Припомнились майские штурмовые дни сорок четвертого года. Ни одного дождика. Пылища — ужас! Кирпичные стенки МТС близ шоссе, на окраине Бахчисарая. Иван Васильевич с засученными рукавами режет складным ножом астраханский копченый залом и, мотая чубом, советует не отставать, держаться вместе и на самом пенном гребешке первой штурмовой волны вкатиться в город.

— Войску свое, а нам свое, Гаврила Иванович. За нас Уинстон Черчилль ни одного гвоздя не забьет. Ешь руками, вилок нет… В Севастополе придется начинать все сначала. Там, где кончается бой, начинается стройка.

Цвели тогда яблони в долине Бельбека и Альмы. Над Мекензией вспыхивали разрывы. Стаями тянулись самолеты, отряхивались от бомб и уходили за свежими запасами, чтобы металлом и взрывчаткой выкурить врага из горного пояса укреплений. Дымились Кая-Баш и Сапун-гора…
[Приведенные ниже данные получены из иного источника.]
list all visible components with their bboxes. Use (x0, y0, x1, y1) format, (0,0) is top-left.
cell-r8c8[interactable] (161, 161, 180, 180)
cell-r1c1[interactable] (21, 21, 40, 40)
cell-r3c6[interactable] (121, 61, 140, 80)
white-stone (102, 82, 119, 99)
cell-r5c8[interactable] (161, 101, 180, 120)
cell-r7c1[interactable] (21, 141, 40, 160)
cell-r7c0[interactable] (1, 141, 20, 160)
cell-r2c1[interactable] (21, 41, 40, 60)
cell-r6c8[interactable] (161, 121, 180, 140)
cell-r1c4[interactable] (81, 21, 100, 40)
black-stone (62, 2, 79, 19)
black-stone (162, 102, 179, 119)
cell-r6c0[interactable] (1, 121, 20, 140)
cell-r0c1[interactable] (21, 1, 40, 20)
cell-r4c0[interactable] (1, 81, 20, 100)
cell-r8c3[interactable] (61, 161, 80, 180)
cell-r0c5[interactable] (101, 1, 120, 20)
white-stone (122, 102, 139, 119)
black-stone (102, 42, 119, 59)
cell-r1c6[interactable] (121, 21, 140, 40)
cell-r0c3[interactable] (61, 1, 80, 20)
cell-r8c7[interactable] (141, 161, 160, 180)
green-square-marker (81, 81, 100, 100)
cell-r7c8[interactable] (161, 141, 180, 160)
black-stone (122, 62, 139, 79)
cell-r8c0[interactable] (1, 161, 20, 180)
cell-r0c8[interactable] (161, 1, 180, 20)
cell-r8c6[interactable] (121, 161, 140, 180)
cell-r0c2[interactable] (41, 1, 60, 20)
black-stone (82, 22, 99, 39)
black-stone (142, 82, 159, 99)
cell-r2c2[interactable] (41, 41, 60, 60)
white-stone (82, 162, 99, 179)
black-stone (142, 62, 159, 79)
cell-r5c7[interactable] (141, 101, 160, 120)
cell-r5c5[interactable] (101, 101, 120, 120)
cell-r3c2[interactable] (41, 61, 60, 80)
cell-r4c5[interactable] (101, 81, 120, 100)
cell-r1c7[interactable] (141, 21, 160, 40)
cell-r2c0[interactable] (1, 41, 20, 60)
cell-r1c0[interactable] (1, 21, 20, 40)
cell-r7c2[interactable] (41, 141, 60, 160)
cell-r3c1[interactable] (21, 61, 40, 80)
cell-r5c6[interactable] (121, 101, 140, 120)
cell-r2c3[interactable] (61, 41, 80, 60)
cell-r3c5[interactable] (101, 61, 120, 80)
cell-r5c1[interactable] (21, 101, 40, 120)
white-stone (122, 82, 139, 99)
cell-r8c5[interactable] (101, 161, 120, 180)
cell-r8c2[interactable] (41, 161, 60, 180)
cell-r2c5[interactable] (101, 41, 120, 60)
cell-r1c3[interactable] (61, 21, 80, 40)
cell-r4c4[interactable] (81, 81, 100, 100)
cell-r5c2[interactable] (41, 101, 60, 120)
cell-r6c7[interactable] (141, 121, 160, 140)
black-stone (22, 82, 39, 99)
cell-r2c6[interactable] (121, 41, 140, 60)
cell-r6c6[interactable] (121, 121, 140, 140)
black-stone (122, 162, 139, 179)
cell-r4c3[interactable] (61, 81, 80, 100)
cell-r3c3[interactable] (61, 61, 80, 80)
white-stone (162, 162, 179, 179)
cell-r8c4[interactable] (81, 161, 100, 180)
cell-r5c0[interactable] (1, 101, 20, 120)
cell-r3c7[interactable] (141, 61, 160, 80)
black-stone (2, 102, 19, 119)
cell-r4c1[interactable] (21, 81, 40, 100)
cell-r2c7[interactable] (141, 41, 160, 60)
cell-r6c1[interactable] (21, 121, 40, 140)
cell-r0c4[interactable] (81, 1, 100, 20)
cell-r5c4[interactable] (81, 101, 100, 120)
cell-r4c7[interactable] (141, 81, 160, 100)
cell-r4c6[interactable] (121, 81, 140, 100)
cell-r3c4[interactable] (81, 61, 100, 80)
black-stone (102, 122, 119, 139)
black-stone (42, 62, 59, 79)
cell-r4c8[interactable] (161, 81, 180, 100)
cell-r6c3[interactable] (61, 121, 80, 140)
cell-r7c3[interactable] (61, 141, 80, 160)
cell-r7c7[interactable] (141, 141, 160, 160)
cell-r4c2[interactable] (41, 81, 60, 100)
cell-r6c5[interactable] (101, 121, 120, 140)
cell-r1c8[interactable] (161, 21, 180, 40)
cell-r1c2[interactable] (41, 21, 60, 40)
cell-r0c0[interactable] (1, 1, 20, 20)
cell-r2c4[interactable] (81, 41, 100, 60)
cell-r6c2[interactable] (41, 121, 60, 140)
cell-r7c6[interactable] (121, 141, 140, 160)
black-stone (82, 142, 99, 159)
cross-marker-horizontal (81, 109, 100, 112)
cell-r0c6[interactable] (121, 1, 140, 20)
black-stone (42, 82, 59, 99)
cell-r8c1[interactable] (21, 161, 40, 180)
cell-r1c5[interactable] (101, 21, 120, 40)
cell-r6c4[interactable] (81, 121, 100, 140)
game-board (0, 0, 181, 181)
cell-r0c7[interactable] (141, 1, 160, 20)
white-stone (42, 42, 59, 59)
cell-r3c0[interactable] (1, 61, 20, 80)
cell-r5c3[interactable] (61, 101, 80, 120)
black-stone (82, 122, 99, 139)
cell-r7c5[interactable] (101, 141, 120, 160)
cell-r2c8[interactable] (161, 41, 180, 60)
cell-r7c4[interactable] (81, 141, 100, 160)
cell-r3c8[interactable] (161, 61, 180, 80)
«Дорогой мой, — думал старик, — Ваня-севастополец… Хороший ты человечина… А тяжело тебе сейчас. Ой, как тебя замордовали дела».

Вспомнил, как ворвались они с председателем на грузовике в Лабораторную балку.

Противник отходил на Херсонес. Город лежал задымленный, истерзанный и до спазм в горле близкий.

Вернулись, вернулись, вернулись!..

Чумаков прикинул в уме и оторопел: все надо было делать сначала.

На разъезженных и раскатанных колесами подъемах гудели машины, шли и шли войска. А на оградительных стенках шоссе лежали советские пехотинцы, убитые в атаке и уже запорошенные тяжелой нуммулитовой пылью.